I just discovered some interesting Google results. When I did a search on “British commander Iraq” there was a CNN link to a story British Army chief calls for Iraq pullout – CNN.com but when you click the link, the headline reads: Blair backs UK army chief on Iraq,
but the Cached link has the original headline: British Army chief calls for Iraq pullout
This is the same story according to Google, and the link , http://www.cnn.com/2006/WORLD/meast/10/13/iraq.general/index.html compared to the Google Cache link : cached link
So anybody returning to the CNN link will get a “new story”. And it IS definitely a totally different story. A quick comparison of the “cached” version to the present story linked at the same point of the original reveals a totally redone and repurposed story. The majority of the new story retains very little of the original, but has clearly “edited” it and interspersed “new material”. Am I understanding this correctly? Google has preserved the “original” page in cache. Is CNN caving here?
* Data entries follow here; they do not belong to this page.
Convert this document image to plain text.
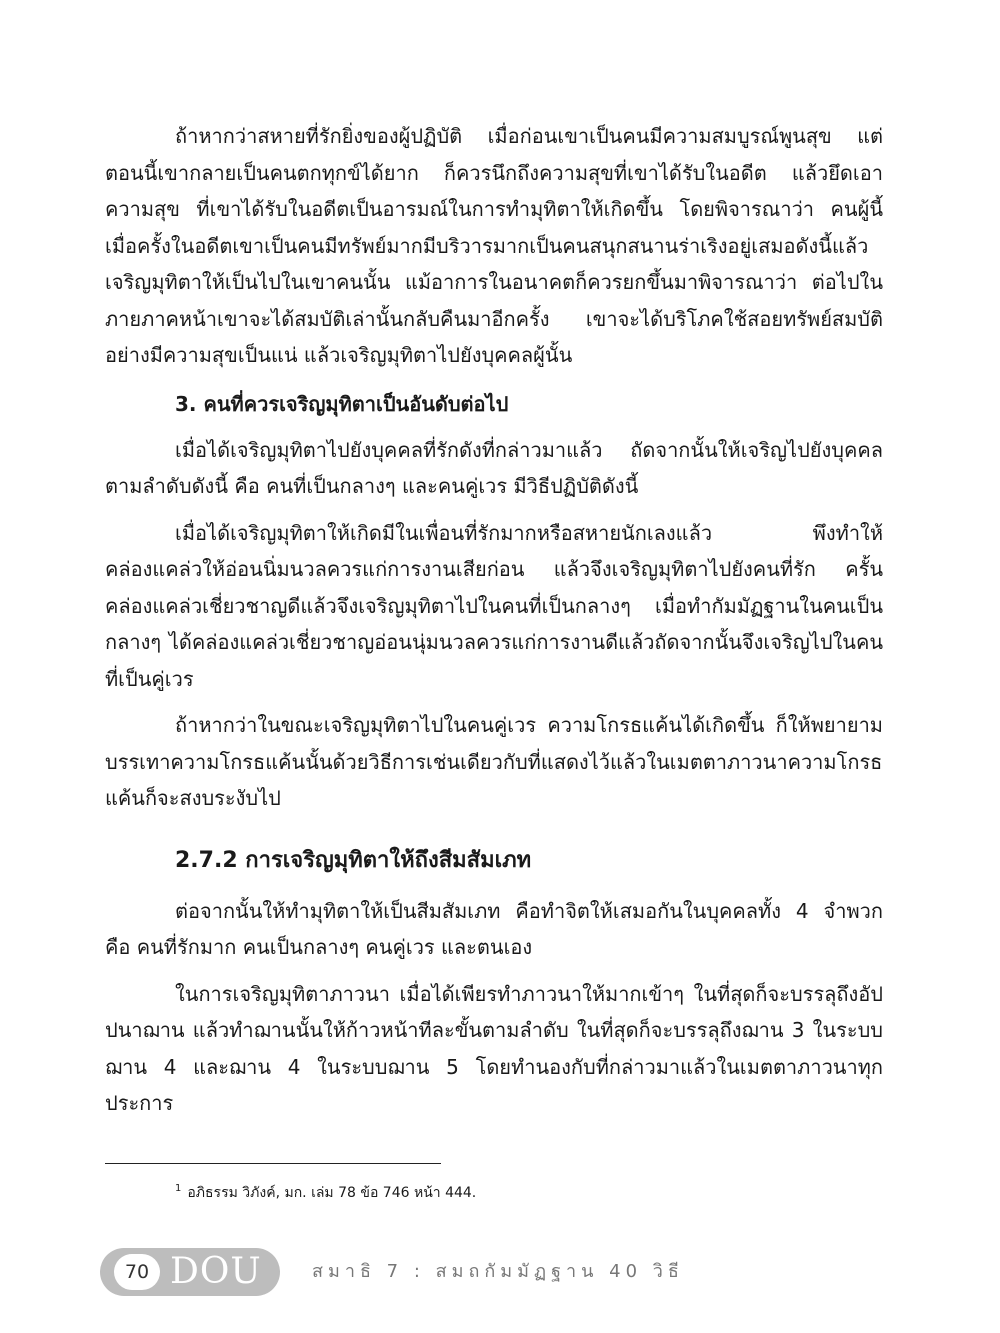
ถ้าหากว่าสหายที่รักยิ่งของผู้ปฏิบัติ เมื่อก่อนเขาเป็นคนมีความสมบูรณ์พูนสุข แต่ตอนนี้เขากลายเป็นคนตกทุกข์ได้ยาก ก็ควรนึกถึงความสุขที่เขาได้รับในอดีต แล้วยึดเอาความสุข ที่เขาได้รับในอดีตเป็นอารมณ์ในการทำมุทิตาให้เกิดขึ้น โดยพิจารณาว่า คนผู้นี้เมื่อครั้งในอดีตเขาเป็นคนมีทรัพย์มากมีบริวารมากเป็นคนสนุกสนานร่าเริงอยู่เสมอดังนี้แล้วเจริญมุทิตาให้เป็นไปในเขาคนนั้น แม้อาการในอนาคตก็ควรยกขึ้นมาพิจารณาว่า ต่อไปในภายภาคหน้าเขาจะได้สมบัติเล่านั้นกลับคืนมาอีกครั้ง เขาจะได้บริโภคใช้สอยทรัพย์สมบัติอย่างมีความสุขเป็นแน่ แล้วเจริญมุทิตาไปยังบุคคลผู้นั้น

3. คนที่ควรเจริญมุทิตาเป็นอันดับต่อไป

เมื่อได้เจริญมุทิตาไปยังบุคคลที่รักดังที่กล่าวมาแล้ว ถัดจากนั้นให้เจริญไปยังบุคคลตามลำดับดังนี้ คือ คนที่เป็นกลางๆ และคนคู่เวร มีวิธีปฏิบัติดังนี้

เมื่อได้เจริญมุทิตาให้เกิดมีในเพื่อนที่รักมากหรือสหายนักเลงแล้ว พึงทำให้คล่องแคล่วให้อ่อนนิ่มนวลควรแก่การงานเสียก่อน แล้วจึงเจริญมุทิตาไปยังคนที่รัก ครั้นคล่องแคล่วเชี่ยวชาญดีแล้วจึงเจริญมุทิตาไปในคนที่เป็นกลางๆ เมื่อทำกัมมัฏฐานในคนเป็นกลางๆ ได้คล่องแคล่วเชี่ยวชาญอ่อนนุ่มนวลควรแก่การงานดีแล้วถัดจากนั้นจึงเจริญไปในคนที่เป็นคู่เวร

ถ้าหากว่าในขณะเจริญมุทิตาไปในคนคู่เวร ความโกรธแค้นได้เกิดขึ้น ก็ให้พยายามบรรเทาความโกรธแค้นนั้นด้วยวิธีการเช่นเดียวกับที่แสดงไว้แล้วในเมตตาภาวนาความโกรธแค้นก็จะสงบระงับไป

2.7.2 การเจริญมุทิตาให้ถึงสีมสัมเภท

ต่อจากนั้นให้ทำมุทิตาให้เป็นสีมสัมเภท คือทำจิตให้เสมอกันในบุคคลทั้ง 4 จำพวก คือ คนที่รักมาก คนเป็นกลางๆ คนคู่เวร และตนเอง

ในการเจริญมุทิตาภาวนา เมื่อได้เพียรทำภาวนาให้มากเข้าๆ ในที่สุดก็จะบรรลุถึงอัปปนาฌาน แล้วทำฌานนั้นให้ก้าวหน้าทีละขั้นตามลำดับ ในที่สุดก็จะบรรลุถึงฌาน 3 ในระบบฌาน 4 และฌาน 4 ในระบบฌาน 5 โดยทำนองกับที่กล่าวมาแล้วในเมตตาภาวนาทุกประการ

$^1$ อภิธรรม วิภังค์, มก. เล่ม 78 ข้อ 746 หน้า 444.
70 DOU	สมาธิ 7 : สมถกัมมัฏฐาน 40 วิธี
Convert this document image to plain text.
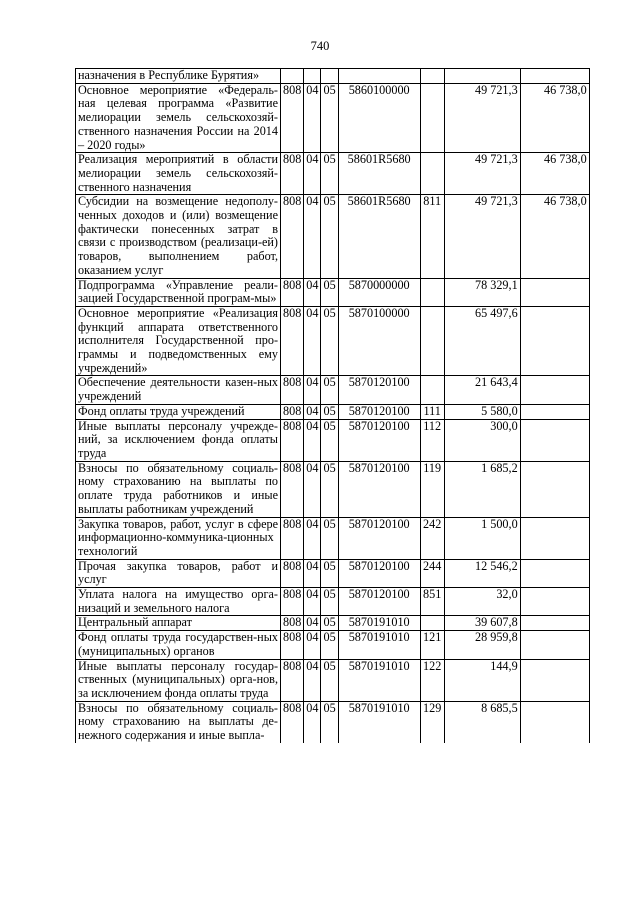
740
назначения в Республике Бурятия»							
Основное мероприятие «Федераль-ная целевая программа «Развитие мелиорации земель сельскохозяй-ственного назначения России на 2014 – 2020 годы»	808	04	05	5860100000		49 721,3	46 738,0
Реализация мероприятий в области мелиорации земель сельскохозяй-ственного назначения	808	04	05	58601R5680		49 721,3	46 738,0
Субсидии на возмещение недополу-ченных доходов и (или) возмещение фактически понесенных затрат в связи с производством (реализаци-ей) товаров, выполнением работ, оказанием услуг	808	04	05	58601R5680	811	49 721,3	46 738,0
Подпрограмма «Управление реали-зацией Государственной програм-мы»	808	04	05	5870000000		78 329,1	
Основное мероприятие «Реализация функций аппарата ответственного исполнителя Государственной про-граммы и подведомственных ему учреждений»	808	04	05	5870100000		65 497,6	
Обеспечение деятельности казен-ных учреждений	808	04	05	5870120100		21 643,4	
Фонд оплаты труда учреждений	808	04	05	5870120100	111	5 580,0	
Иные выплаты персоналу учрежде-ний, за исключением фонда оплаты труда	808	04	05	5870120100	112	300,0	
Взносы по обязательному социаль-ному страхованию на выплаты по оплате труда работников и иные выплаты работникам учреждений	808	04	05	5870120100	119	1 685,2	
Закупка товаров, работ, услуг в сфере информационно-коммуника-ционных технологий	808	04	05	5870120100	242	1 500,0	
Прочая закупка товаров, работ и услуг	808	04	05	5870120100	244	12 546,2	
Уплата налога на имущество орга-низаций и земельного налога	808	04	05	5870120100	851	32,0	
Центральный аппарат	808	04	05	5870191010		39 607,8	
Фонд оплаты труда государствен-ных (муниципальных) органов	808	04	05	5870191010	121	28 959,8	
Иные выплаты персоналу государ-ственных (муниципальных) орга-нов, за исключением фонда оплаты труда	808	04	05	5870191010	122	144,9	
Взносы по обязательному социаль-ному страхованию на выплаты де-нежного содержания и иные выпла-	808	04	05	5870191010	129	8 685,5	
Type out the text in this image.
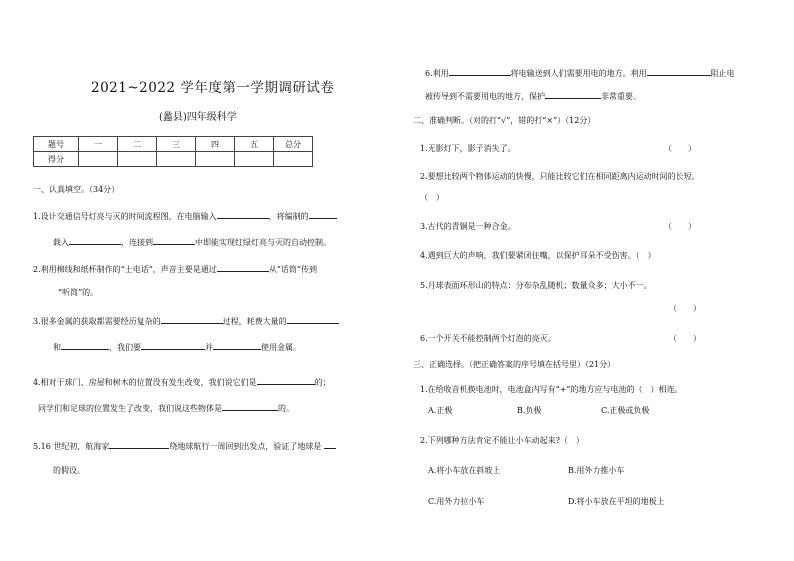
2021~2022 学年度第一学期调研试卷
(蠡县)四年级科学
题号	一	二	三	四	五	总分
得分						
一、认真填空。（34分）
1.设计交通信号灯亮与灭的时间流程图，在电脑输入	，将编制的
载入	，连接到	中即能实现红绿灯亮与灭的自动控制。
2.利用棉线和纸杯制作的“土电话”，声音主要是通过	从“话筒”传到
“听筒”的。
3.很多金属的获取都需要经历复杂的	过程，耗费大量的
和	，我们要	并	使用金属。
4.相对于球门、房屋和树木的位置没有发生改变，我们说它们是	的；
同学们和足球的位置发生了改变，我们说这些物体是	的。
5.16 世纪初，航海家	绕地球航行一周回到出发点，验证了地球是
的假设。
6.利用	将电输送到人们需要用电的地方。利用	阻止电
被传导到不需要用电的地方，保护	非常重要。
二、准确判断。（对的打“√”，错的打“×”）（12分）
1.无影灯下，影子消失了。	（　　）
2.要想比较两个物体运动的快慢，只能比较它们在相同距离内运动时间的长短。
（　）
3.古代的青铜是一种合金。	（　　）
4.遇到巨大的声响，我们要紧闭住嘴，以保护耳朵不受伤害。（　）
5.月球表面环形山的特点：分布杂乱随机；数量众多；大小不一。
（　　）
6.一个开关不能控制两个灯泡的亮灭。	（　　）
三、正确选择。（把正确答案的序号填在括号里）（21分）
1.在给收音机换电池时，电池盒内写有“+”的地方应与电池的（　）相连。
A.正极	B.负极	C.正极或负极
2.下列哪种方法肯定不能让小车动起来?（　）
A.将小车放在斜坡上	B.用外力推小车
C.用外力拉小车	D.将小车放在平坦的地板上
I tend to think this is irresponsible journalism. If this were a newspaper or magazine, they would simply have to cover the “clarifications” as a new story. To REPLACE the story with a totally different one is unethical journalism. The Google Cached link to this story is rather revealing, I think. And yes, it certainly seems that there was pressure on CNN and no doubt other media.
Maybe they do this regularly. I think it is a bad journalistic practice.